Pouco mais de cinco anos após o sucesso internacional de "Madame Satã", Karim se firmou como um dos mais bem-sucedidos diretores de sua geração: depois de "O Céu de Suely" e da série de TV "Alice" (filmada em São Paulo e que estréia em setembro na HBO), ele dá início agora a um novo projeto: "Praia do Futuro", que o leva de volta a temas como a memória e as viagens provocadas pelo amor e pela procura.

A história de dois irmãos que se separam tem início na praia do Futuro, no Ceará -um empreendimento anunciado nos anos 70 como o futuro e em poucos anos relegado ao esquecimento, devido à alta salinidade que danifi cava as construções -passa por Berlim e termina em Hamburgo. Sem reencontro. Um filme sobre a geração que ainda se aventurava e se lançava na busca de sensações e paixão.

Karim, que nasceu e cresceu em Fortaleza, tem um percurso original: antes de se tornar amigo da atriz Charlotte Rampling e dos diretores Todd Haynes (com quem trabalhou nos EUA) e John Cameron Mitchell, estudou arquitetura em Brasília, no momento em que nasciam bandas como Legião Urbana e Capital Inicial.
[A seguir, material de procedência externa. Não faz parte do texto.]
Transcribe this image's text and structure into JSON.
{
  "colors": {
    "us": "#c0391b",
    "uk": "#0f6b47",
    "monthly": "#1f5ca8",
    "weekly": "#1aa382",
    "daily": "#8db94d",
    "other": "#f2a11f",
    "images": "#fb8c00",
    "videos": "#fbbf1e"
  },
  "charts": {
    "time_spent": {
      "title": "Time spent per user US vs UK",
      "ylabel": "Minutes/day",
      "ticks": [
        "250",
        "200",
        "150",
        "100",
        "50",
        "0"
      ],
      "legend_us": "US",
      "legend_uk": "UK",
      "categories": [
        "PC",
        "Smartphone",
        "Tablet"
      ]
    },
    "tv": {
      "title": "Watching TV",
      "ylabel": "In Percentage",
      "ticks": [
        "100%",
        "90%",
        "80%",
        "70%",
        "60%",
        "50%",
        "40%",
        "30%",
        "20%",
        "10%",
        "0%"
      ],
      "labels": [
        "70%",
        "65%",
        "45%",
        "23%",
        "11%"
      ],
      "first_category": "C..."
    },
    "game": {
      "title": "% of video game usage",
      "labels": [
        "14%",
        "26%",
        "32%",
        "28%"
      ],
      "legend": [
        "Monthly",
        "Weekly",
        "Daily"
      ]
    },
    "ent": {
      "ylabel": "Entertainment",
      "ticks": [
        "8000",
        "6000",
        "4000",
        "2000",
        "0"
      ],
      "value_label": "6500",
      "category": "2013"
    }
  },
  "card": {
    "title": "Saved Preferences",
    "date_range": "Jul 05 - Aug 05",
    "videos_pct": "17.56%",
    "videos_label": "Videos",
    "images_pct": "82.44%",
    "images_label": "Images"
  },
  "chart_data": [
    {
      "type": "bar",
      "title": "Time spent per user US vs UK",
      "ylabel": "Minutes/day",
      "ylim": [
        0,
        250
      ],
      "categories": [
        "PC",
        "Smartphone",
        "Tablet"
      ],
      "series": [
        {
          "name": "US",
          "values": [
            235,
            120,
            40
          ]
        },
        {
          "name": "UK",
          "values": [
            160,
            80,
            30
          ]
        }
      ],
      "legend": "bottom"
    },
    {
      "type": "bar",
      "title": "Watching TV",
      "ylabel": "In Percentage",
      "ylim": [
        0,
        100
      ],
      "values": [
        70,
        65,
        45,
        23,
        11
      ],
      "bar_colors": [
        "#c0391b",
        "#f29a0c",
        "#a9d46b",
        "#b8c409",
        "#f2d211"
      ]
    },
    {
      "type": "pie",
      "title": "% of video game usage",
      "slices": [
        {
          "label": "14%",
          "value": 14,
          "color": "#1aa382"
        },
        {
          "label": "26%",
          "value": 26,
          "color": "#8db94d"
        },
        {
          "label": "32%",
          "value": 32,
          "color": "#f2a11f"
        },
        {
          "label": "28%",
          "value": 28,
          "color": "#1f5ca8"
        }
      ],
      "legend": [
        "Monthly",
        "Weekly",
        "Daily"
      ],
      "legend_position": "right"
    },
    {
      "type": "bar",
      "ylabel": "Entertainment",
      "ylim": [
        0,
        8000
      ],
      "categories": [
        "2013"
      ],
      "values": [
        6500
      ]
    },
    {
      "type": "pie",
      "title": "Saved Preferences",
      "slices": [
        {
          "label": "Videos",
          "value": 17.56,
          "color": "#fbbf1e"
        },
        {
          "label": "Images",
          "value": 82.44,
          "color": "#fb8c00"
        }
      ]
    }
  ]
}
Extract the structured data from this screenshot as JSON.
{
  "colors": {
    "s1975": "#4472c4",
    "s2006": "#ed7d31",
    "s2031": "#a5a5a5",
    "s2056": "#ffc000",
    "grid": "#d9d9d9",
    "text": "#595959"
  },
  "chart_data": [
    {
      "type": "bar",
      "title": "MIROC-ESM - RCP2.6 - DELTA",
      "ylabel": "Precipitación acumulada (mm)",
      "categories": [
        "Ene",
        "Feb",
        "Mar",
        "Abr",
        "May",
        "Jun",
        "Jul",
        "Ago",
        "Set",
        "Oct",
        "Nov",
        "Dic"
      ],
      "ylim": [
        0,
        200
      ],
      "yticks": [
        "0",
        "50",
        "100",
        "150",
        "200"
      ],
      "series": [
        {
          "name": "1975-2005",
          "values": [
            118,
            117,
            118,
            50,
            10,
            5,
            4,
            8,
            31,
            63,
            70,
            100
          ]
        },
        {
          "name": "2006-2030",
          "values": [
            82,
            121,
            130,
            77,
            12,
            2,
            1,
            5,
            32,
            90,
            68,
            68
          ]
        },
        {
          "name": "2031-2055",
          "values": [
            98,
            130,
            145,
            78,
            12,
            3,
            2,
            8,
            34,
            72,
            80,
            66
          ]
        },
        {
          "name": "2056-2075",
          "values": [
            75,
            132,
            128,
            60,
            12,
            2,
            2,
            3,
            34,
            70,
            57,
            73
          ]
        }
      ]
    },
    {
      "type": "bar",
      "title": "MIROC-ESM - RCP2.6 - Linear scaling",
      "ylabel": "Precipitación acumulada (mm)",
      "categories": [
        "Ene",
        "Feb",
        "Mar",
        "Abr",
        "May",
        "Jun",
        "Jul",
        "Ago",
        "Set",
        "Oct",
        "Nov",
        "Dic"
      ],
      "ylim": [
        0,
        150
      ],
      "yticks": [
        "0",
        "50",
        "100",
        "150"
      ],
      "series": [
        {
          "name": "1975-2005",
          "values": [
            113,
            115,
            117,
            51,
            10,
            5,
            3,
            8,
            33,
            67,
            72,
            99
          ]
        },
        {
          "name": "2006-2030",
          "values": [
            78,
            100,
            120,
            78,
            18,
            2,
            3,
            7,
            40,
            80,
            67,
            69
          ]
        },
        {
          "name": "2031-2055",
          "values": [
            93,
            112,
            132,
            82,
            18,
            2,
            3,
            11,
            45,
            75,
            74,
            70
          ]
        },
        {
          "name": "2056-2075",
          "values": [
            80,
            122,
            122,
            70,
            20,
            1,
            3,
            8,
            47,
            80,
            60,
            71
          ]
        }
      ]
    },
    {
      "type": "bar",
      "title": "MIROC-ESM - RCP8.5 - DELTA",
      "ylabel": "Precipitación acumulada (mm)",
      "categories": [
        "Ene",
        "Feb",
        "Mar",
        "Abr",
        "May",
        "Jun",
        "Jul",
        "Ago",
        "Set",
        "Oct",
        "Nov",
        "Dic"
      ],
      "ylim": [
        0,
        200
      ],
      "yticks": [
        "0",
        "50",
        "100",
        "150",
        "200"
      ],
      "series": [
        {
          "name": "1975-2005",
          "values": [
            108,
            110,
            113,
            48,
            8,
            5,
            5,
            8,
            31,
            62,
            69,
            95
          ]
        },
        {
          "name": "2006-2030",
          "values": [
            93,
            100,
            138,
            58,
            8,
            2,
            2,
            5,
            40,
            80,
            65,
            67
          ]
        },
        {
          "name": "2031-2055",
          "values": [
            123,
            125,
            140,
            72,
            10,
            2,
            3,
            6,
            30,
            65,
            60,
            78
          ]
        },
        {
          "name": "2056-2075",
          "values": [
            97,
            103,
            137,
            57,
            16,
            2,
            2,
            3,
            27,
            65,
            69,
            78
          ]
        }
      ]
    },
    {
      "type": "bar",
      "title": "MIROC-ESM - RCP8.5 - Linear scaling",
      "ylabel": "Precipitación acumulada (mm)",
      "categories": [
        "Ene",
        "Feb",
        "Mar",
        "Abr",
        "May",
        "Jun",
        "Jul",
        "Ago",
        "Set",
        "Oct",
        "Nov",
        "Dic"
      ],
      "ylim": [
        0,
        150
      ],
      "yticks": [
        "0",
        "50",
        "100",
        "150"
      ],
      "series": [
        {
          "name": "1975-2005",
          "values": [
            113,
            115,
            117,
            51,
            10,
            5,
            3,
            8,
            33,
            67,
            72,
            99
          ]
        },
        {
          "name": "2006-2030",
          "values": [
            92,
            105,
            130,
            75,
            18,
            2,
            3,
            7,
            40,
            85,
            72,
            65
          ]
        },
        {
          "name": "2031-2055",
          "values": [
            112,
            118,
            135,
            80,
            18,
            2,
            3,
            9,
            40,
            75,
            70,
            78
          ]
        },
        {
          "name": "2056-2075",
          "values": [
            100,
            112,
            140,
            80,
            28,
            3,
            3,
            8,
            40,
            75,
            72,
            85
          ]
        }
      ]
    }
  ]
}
Lá, chegou a cantar num grupo de curta duração. Os encontros aconteciam no "Gilbertinho", um dos muitos centros comerciais da cidade. Mudou-se para Paris, depois para Londres -nessa fase, tornou-se amigo do cineasta e artista Isaac Julien-, e, em seguida, para Nova York, onde teve como primeiro professor de arte o cubano Félix Gonzalez Torres (morto em 1996 e com obras incluídas na última Bienal de São Paulo). Essa pulsão pela mobilidade remonta à infância. Quando era pequeno e a mãe o fazia conhecer o Brasil, em cada nova cidade ele anunciava a decisão: queria se mudar, viver naquela cidade, fosse ela Manaus ou Belo Horizonte.

Há pouco mais de dois anos, recebeu o convite com que muitos diretores sonham: dirigir um filme em Hollywood. Seu orçamento saltaria do US$ 1 milhão com que trabalha aqui para cerca de US$ 10 milhões. Naquele momento, Karim disse "não". Ainda não era o tempo correto, queria conhecer mais, experimentar mais o que chama de "acidentes emocionais" -a ausência de composições e combinações previamente orquestradas. E assim tem sido.